Menurut SA 320, par A.12, penentuan materialitas
pelaksanaan bukan merupakan suatu perhitungan mekanis yang
sederhana dan membutuhkan adanya pertimbangan (kearifan)
professional. Penentuan ini dipengaruhi oleh:
1. Pemahaman auditor atas entitas, yang dimutakhirkan selama
pelaksanaan prosedur penilaian risiko
2. Sifat serta luasnya kesalahan penyajian yang terdeteksi dalam
audit sebelumnya serta harapan auditor berkaitan dengan
kesalahan penyajian dalam periode berjalan
Menurut SA 320, par 11, materialitas pelaksanaan
digunakan untuk sebagai berikut:
1. Menilai risiko kesalahan penyajian material
2. Menentukan sifat, saat, dan luar prosedur audit
lanjutan (further audit procedures)
Contoh menentukan performance materiality adalah
sebagai berikut:
60% (dari materialitas keseluruhan atau materialitas spesifik)
apabila risiko kesalahan penyajian material lebih tinggi
85% (dari materialitas keseluruhan atau materialitas spesifik)

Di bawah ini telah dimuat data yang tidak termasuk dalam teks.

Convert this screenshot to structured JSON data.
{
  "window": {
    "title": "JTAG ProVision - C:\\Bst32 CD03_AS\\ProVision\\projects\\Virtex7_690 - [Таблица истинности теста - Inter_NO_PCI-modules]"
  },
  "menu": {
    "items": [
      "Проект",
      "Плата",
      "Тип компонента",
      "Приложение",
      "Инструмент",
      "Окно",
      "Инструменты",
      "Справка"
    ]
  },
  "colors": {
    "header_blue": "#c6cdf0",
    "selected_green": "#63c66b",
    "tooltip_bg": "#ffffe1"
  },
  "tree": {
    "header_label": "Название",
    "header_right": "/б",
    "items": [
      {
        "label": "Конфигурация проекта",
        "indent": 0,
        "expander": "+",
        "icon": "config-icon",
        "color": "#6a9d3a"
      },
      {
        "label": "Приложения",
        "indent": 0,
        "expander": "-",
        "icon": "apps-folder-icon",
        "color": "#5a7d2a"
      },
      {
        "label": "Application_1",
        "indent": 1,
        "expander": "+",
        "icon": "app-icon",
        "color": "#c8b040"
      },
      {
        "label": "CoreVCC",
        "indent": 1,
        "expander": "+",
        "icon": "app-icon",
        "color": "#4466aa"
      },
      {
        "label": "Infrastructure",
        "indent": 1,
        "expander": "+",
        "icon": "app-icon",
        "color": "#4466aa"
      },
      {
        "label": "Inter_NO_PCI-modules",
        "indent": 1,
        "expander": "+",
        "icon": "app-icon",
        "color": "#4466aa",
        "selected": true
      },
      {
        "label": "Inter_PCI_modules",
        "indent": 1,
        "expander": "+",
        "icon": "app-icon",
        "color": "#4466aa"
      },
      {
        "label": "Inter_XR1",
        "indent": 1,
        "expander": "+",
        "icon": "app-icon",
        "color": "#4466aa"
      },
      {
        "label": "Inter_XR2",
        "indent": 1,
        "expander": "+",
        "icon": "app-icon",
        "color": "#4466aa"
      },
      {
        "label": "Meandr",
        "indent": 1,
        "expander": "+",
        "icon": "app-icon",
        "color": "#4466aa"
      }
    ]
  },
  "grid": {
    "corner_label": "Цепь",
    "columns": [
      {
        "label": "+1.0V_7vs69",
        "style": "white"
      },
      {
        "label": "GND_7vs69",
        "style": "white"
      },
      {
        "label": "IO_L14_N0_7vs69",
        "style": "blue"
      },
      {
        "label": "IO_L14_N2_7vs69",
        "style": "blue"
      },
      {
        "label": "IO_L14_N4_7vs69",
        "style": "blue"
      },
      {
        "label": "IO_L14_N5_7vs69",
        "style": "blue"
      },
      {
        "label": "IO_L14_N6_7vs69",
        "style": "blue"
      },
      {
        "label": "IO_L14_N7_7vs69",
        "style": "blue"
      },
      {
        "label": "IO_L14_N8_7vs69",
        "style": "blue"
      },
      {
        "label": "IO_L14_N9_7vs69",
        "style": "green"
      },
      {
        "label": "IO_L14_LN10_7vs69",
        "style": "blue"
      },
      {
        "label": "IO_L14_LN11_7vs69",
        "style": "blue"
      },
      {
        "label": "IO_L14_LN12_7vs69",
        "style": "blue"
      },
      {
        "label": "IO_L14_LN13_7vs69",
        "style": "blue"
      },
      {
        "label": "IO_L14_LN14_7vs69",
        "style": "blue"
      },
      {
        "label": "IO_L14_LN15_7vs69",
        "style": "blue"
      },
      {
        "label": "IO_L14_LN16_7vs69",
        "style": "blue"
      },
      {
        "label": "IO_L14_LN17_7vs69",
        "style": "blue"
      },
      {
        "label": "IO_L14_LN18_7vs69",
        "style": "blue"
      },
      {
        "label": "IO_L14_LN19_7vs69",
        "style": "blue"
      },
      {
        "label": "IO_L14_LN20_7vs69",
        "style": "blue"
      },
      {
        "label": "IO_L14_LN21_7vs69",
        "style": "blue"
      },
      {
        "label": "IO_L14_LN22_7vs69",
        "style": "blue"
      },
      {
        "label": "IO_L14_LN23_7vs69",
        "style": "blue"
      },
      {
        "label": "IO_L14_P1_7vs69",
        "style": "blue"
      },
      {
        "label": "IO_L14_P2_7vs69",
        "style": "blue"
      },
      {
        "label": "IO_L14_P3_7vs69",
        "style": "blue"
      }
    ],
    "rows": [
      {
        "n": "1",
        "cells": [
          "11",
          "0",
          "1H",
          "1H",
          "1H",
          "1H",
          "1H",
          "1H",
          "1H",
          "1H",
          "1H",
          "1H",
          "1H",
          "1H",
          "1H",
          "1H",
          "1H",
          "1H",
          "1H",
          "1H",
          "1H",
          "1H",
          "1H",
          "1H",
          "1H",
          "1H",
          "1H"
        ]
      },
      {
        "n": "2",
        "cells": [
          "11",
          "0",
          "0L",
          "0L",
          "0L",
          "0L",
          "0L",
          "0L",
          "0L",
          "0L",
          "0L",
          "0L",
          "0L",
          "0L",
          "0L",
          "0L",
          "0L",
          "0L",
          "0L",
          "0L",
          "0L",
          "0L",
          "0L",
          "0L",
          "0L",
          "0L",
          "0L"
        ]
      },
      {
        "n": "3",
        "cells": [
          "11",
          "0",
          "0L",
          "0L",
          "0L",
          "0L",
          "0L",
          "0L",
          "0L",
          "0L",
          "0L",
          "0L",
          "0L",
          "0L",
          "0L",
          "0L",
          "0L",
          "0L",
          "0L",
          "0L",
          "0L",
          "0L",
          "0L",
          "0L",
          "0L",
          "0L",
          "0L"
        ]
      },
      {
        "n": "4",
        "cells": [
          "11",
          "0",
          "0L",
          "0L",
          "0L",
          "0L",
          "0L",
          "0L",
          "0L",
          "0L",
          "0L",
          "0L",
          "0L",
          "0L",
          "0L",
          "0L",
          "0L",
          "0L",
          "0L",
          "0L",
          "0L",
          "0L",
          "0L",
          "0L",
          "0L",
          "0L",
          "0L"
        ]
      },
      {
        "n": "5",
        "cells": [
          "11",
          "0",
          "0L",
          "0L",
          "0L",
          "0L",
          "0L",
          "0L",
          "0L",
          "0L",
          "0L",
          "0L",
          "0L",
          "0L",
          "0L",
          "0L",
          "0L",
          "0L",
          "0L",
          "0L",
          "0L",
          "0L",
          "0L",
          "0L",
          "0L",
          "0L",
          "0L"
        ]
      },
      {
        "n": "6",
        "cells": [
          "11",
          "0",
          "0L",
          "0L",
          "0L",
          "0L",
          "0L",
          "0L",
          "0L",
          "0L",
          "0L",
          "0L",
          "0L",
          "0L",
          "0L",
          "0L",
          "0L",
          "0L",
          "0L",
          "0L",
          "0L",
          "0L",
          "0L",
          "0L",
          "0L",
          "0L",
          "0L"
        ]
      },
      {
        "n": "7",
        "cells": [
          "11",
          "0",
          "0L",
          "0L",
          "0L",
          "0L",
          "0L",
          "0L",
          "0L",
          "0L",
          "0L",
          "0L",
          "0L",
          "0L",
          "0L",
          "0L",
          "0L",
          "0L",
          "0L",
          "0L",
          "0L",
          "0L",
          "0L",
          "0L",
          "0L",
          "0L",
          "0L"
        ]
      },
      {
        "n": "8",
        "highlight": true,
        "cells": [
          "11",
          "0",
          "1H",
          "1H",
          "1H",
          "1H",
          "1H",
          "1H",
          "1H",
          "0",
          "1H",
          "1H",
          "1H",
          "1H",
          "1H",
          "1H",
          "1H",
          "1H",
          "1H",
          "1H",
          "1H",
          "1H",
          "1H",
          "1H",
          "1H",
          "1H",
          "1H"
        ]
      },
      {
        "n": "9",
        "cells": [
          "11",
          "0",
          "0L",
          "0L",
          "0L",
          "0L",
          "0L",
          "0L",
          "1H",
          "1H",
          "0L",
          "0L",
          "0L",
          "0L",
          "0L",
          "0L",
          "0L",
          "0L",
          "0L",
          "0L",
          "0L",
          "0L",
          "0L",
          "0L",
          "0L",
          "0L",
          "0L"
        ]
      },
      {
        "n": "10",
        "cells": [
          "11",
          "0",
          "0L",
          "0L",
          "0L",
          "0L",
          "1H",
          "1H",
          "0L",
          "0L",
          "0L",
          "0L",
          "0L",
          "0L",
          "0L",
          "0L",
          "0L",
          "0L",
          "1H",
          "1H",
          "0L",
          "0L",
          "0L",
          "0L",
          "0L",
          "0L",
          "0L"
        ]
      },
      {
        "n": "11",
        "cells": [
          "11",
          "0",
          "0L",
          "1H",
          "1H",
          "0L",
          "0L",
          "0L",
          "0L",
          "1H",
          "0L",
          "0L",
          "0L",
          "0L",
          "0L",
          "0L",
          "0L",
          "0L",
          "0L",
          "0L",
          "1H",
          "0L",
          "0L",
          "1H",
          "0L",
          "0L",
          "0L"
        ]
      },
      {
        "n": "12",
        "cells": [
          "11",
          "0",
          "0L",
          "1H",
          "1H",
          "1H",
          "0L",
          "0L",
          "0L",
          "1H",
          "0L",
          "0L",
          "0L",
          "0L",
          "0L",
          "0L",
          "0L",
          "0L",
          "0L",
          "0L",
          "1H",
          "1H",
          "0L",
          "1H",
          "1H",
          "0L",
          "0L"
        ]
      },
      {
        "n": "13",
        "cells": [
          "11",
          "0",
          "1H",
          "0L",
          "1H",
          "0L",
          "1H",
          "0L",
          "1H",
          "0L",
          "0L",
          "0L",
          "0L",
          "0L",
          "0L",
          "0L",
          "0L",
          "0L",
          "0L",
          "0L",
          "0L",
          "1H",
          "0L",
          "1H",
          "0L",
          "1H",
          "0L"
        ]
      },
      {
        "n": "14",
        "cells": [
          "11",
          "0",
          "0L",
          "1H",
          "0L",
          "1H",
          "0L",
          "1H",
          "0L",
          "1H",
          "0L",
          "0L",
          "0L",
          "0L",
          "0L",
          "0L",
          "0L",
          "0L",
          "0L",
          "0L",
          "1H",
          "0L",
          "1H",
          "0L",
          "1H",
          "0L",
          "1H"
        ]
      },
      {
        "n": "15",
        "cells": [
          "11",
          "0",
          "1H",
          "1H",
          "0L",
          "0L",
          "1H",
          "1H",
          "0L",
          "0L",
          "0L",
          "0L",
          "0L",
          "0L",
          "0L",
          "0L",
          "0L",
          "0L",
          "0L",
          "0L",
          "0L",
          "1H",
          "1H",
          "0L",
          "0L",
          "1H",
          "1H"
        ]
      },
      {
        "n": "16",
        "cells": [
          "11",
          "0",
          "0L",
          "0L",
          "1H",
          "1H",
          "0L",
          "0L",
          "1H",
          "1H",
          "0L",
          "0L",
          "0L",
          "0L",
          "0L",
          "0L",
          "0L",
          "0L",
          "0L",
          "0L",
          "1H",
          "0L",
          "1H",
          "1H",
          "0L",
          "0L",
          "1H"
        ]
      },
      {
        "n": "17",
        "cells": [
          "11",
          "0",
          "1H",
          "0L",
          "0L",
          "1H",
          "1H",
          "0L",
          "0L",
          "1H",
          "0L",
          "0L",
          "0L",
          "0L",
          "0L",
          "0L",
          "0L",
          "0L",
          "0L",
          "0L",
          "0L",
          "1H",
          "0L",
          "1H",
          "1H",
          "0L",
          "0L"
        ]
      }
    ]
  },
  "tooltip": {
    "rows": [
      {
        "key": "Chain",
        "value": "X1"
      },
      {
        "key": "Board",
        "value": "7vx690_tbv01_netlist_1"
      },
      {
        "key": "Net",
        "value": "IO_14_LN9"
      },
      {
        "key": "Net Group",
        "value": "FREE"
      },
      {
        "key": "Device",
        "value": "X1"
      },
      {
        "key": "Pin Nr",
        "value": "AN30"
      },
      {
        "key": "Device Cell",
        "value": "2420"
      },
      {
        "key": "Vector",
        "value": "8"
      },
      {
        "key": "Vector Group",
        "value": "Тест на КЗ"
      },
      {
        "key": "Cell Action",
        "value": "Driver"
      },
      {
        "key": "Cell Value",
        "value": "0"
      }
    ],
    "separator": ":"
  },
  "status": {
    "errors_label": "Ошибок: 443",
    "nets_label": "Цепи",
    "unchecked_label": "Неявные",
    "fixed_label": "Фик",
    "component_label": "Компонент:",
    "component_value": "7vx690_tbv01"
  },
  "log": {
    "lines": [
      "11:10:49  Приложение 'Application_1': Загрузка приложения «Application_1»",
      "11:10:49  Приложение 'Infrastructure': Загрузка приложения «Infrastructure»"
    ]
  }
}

apabila risiko kesalahan penyajian material lebih rendah
Performance materiality dapat ditetapkan menjadi :
Satu performance materiality untuk setiap area
Lebih dari performance materiality untuk masing masing
area, tergantung pada penilaian risikonya
Contoh dengan pemakaian satu performance materiality adalah
sebagai berikut:
1. Performance materiality untuk risiko kesalahan penyajian material
secara keseluruhan tinggi, dan Tbk 60%
2. Performance materiality untuk risikorisiko kesalahan penyajian
material secara keseluruhan tinggi, tetapi nonTbk 70%
3. Performance materiality untuk risikorisiko kesalahan penyajian
material secara keseluruhan rendah 80%
Contoh dengan pemakaian lebih dari satu performance materiality
adalah sebagai berikut:
1. Performance materiality bagi asersi untuk golongan transaksi,
saldo akun, dan pengungkapan dengan risiko kesalahan
penyajian material tinggi 60%
2. Performance materiality bagi asersi untuk golongan transaksi,
saldo akun, dan pengungkapan dengan risiko kesalahan
penyajian material sedang 70%
3. Performance materiality bagi asersi untuk golongan transaksi,
saldo akun, dan pengungkapan dengan risiko kesalahan
penyajian material rendah 80%
Ilustrasi penghitungan performance materiality adalah sebagai
berikut:
Asumsi materialitas pada tingkat laporan
keuangan secara keseluruhan pada PT. Syahdan, Tbk
yang digunakan adalah IDR 18,14 miliar.
Contoh dengan pemakaian satu performance materiality :
PT. Syahdan adalah Tbk, performance materiality = IDR 18,14
miliar x 60% = IDR 10,88 miliar
Performance materiality ini akan diterapkan untuk seluruh area
audit
Contoh dengan pemakaian lebih dari satu performance materiality:
Performance materiality untuk risiko kesalahan penyajian
material tinggi – IDR 18,14 miliar x 60% = IDR 10,88 miliar
Performance materiality untuk risiko kesalahan penyajian
material sedang – IDR 18,14 miliar x 70% = IDR 12,70 miliar
Performance materiality untuk risiko kesalahan penyajian
material rendah – IDR 18,14 miliar x 80% = IDR 4,51 miliar
Ketiga performance materiality ini akan diterapkan pada setiap
area audit, tergantung pada hasil penilaian risiko kesalahan
penyajian material
Ada beberapa hal dimana salah saji yang lebih kecil dari angka
materialitas untuk laporan keuangan secara keseluruhan dapat
diperkirakan secara layak, akan mempengaruhi pengambil keputusan
oleh pemakai laporan keuangan.
Disclosures yang sensitive, seperti remunerasi manajemen dan
TCWG
Relatedparty transactions (transaksi istimewa)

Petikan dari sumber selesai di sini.